Israel faces existential questions with uprising of Arab citizens

The resurgence of community violence between Arabs and Jews in a series of mixed cities across Israel came as a horrible surprise to many Israelis.

Arab rioters torched at least one synagogue, and another was reportedly set on fire, in Lod. Crowds of Jewish extremists and settlers marched through Haifa and Tiberias chanting “Death to the Arabs”.

As Israeli forces exchanged air and artillery strikes for rockets fired by the Islamist group Hamas in Gaza, Prime Minister Benjamin Netanyahu, called for “strength, a lot of strength”To suppress the rioters and close this second threatening front.

What lit up this wildfire from the Israeli-occupied Palestinian territories of the West Bank and Arab East Jerusalem?

The flames of religious unrest were fueled when far-right Israeli extremists chose the Muslim holy month of Ramadan to escalate provocations in areas of East Jerusalem they are trying to get rid of Palestinian families. They have also stepped up the pressure on the Noble Sanctuary or Haram ash-Sharif, which houses the al-Aqsa Mosque and Dome of the Rock, as well as the Western Wall sacred to Jews. Israeli riot police carried out three violent raids on the mosque and its compound, causing Arab citizens of Israel to crowd the streets.

There has been nothing like this level of unrest among Arab Israelis since October 2000. It followed Ariel Sharon, the late prime minister and champion of the settlers, marching under armed guard from al-Aqsa to Mount Dawn. Temple, triggering the second “al-Aqsa”. Intifada. This time Itamar Ben-Gvir, leader of the far-right Jewish Power party and ally of Netanyahu, tweeted: “It’s time to liberate the Temple Mount and Jerusalem, and show them who owns the house once and for all.”

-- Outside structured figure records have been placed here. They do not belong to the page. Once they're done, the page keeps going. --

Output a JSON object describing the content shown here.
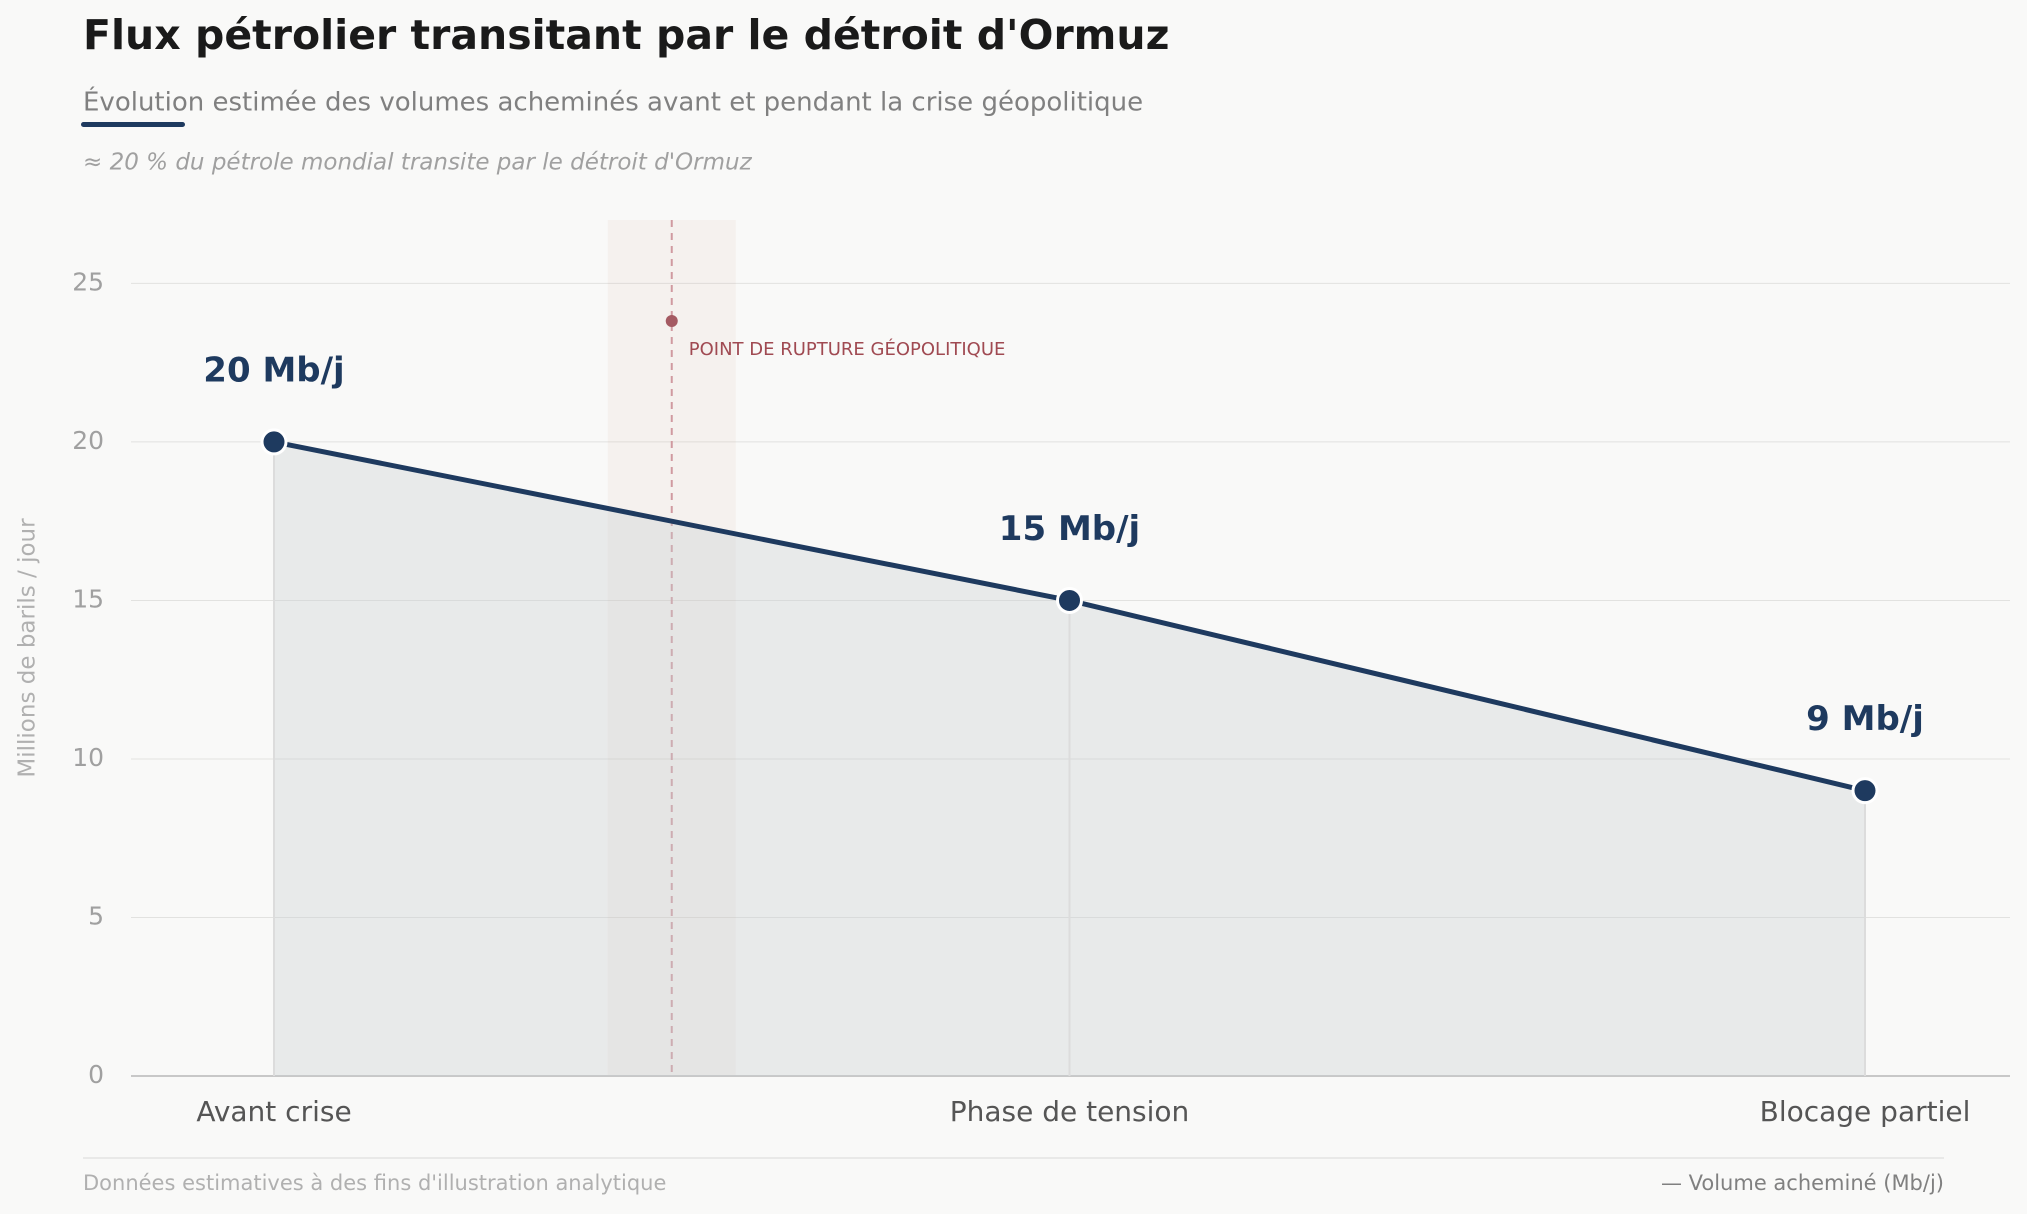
{
  "chart_data": {
    "type": "line",
    "title": "Flux pétrolier transitant par le détroit d'Ormuz",
    "subtitle": "Évolution estimée des volumes acheminés avant et pendant la crise géopolitique",
    "note": "≈ 20 % du pétrole mondial transite par le détroit d'Ormuz",
    "y_label": "Millions de barils / jour",
    "categories": [
      "Avant crise",
      "Phase de tension",
      "Blocage partiel"
    ],
    "series": [
      {
        "name": "— Volume acheminé (Mb/j)",
        "color": "#1e3a5f",
        "values": [
          20,
          15,
          9
        ],
        "value_labels": [
          "20 Mb/j",
          "15 Mb/j",
          "9 Mb/j"
        ]
      }
    ],
    "annotation": "POINT DE RUPTURE GÉOPOLITIQUE",
    "ylim": [
      0,
      27
    ],
    "yticks": [
      0,
      5,
      10,
      15,
      20,
      25
    ],
    "grid": true,
    "footer": "Données estimatives à des fins d'illustration analytique"
  }
}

The conflict with Hamas, which erupted in war in 2009, 2012 and 2014, evokes a familiar but deadly Israeli-Palestinian playbook. But an uprising of Israel’s 1.9 million Arab citizens opens wounds that add a dangerous dimension to the existential issues on which Netanyahu and his allies have been complacent.

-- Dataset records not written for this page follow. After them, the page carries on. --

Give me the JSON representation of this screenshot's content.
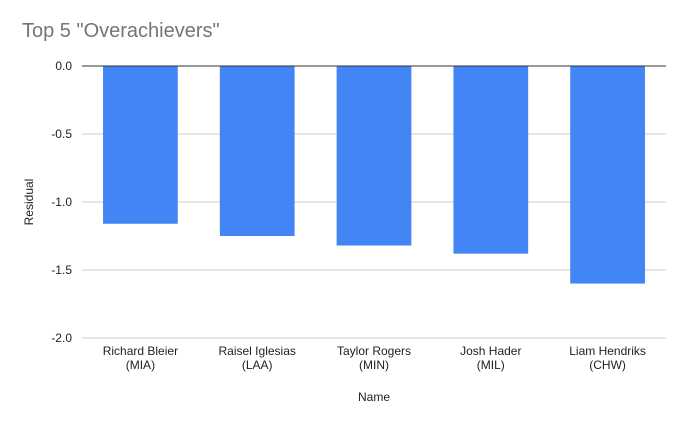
{
  "chart_data": {
    "type": "bar",
    "title": "Top 5 \"Overachievers\"",
    "xlabel": "Name",
    "ylabel": "Residual",
    "categories": [
      [
        "Richard Bleier",
        "(MIA)"
      ],
      [
        "Raisel Iglesias",
        "(LAA)"
      ],
      [
        "Taylor Rogers",
        "(MIN)"
      ],
      [
        "Josh Hader",
        "(MIL)"
      ],
      [
        "Liam Hendriks",
        "(CHW)"
      ]
    ],
    "values": [
      -1.16,
      -1.25,
      -1.32,
      -1.38,
      -1.6
    ],
    "ylim": [
      -2.0,
      0.0
    ],
    "yticks": [
      "0.0",
      "-0.5",
      "-1.0",
      "-1.5",
      "-2.0"
    ],
    "grid": true,
    "legend": "none",
    "colors": {
      "bar": "#4285f4",
      "grid": "#cccccc",
      "axis": "#333333",
      "text": "#222222",
      "title": "#757575"
    }
  }
}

Netanyahu himself struck many sparks that lit that fire, with scorched earth tactics to help him cling to power even more desperately. On trial for corruption since last May, he has openly embraced the religious and radical irredentist right, promising to annex Palestinian lands colonized by Jews.

Less recently, he used social media in the 2015 election to sound the alarm The “Arabs” “voted en masse”. The dog whistle’s insinuation was that Israeli citizens of Palestinian descent, although a fifth of the population, posed a threat of fifth columnist to the Jewish state.

Netanyahu followed this up in July 2018 by securing a the so-called nation-state law through the Knesset, stating that only Jews have an exclusive right to self-determination in Israel. Ayman Odeh, leader of a coalition of predominantly Arab left-wing parties, said at the time that Israel had “passed a law of Jewish supremacy and told us that we will always be second-class citizens ”.

This law, and Netanyahu’s opportunist membership in openly racist anti-Arab groups such as Ben-Gvir, convinced many Arab citizens to fight for equal rights with Israeli Jews. Palestinians under occupation and the lack of a path to a viable independent state reach similar conclusions.

While Israeli Arabs enjoy rights that their neighbors oppressed by Arab despots can only dream of, they are nonetheless second-class citizens. Israel oppresses their third-class Palestinian brethren in the occupied territories, gradually dispossessing them by expanding Jewish settlements.

the The Association for Civil Rights in Israel declares: “There are glaring socio-economic differences between Jewish and Arab population groups, especially with regard to land, town planning, housing, infrastructure, economic development and education.”

Israeli Arabs were also shaken by the buried suggestion at former US President Donald Trump “deal of the century”That around 350,000 of them could be transferred to the Palestinian Authority as part of a land swap – depriving them of Israeli citizenship.

In 73 years of statehood, no government of Israel has included an Arab party. Arab governments that have “Normalized” relationships with Israel in what appeared to be a new wave of regional relaxation may now think it is time for the Israeli leadership to start normalize at home.